ステップバンチングは、高さ0.25nmのステップが集まって1~1.5nmのステップになるミニマムステップバンチング(MSB)と、MSB後のステップがさらに集まって数nm以上の高さになるラージステップバンチング(LSB)に分けられる。一般的には、MSBが生じた後にLSBが生じるので、これらは不可逆な現象だと考えられてきたが、今回の研究においてLSBが生じて5~10nmの高さになった後、ある特定の条件下に置くと1~1.5nmの低い高さに戻るという現象が発見され、研究チームはステップアンバンチング現象と命名することにしたとする。

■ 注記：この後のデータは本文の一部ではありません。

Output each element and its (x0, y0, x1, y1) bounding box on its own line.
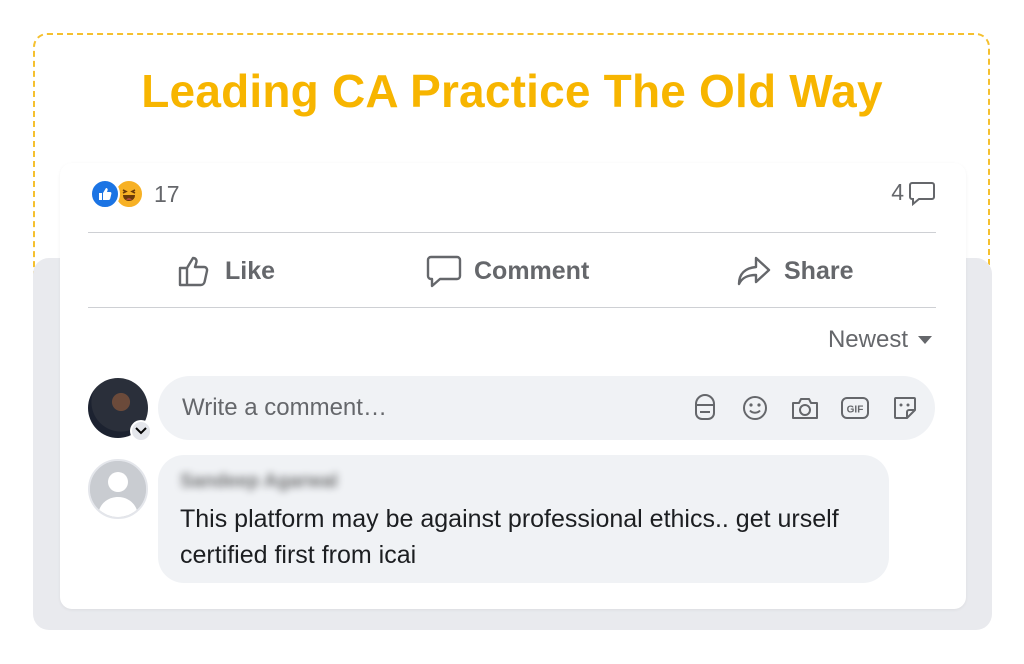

ステップアンバンチングは、SiC熱分解グラフェンの研究においてSiC表面形態を制御する研究の過程で偶然発見されたという。4%程度の水素を含むアルゴンガス(Ar/4%H2)雰囲気中でSiCを加熱すると、1600℃ではLSBが起こり、LSBが生じたSiCを1400℃で保持すると、5~10nmの高さだったステップが、次第に1~1.5nmの低いステップの集合に分かれていくことを確認。この一連の現象が、ステップアンバンチングである。
つまり、Ar/4%H2雰囲気中ではじめに高温で保持した後に低温で保持することで、LSBの後にMSBが生じることが明らかにされた。なお、水素を含まないアルゴンガス雰囲気中で同じ実験を行っても、ステップアンバンチング現象は起こらなかったという。
研究チームは、今回の技術によって加工ダメージ層もなく原子レベルで平坦な表面を得られる上に、CMPを含むプロセスを削減できる可能性があるとしている。これは、半導体製造工程をシンプルにすることができるため、大幅なコスト・時間の削減にもつながる可能性がある。
また、今回の研究では、半導体としてSiCのみが対象とされたが、半導体としては窒化ガリウム(GaN)やガリウムヒ素(GaAs)など、他にもさまざまな物質があるため、これらに関しても結晶構造が類似していることからステップアンバンチングが生じる可能性があるとし、他の半導体物質への今回の技術の適用は今後の課題としている。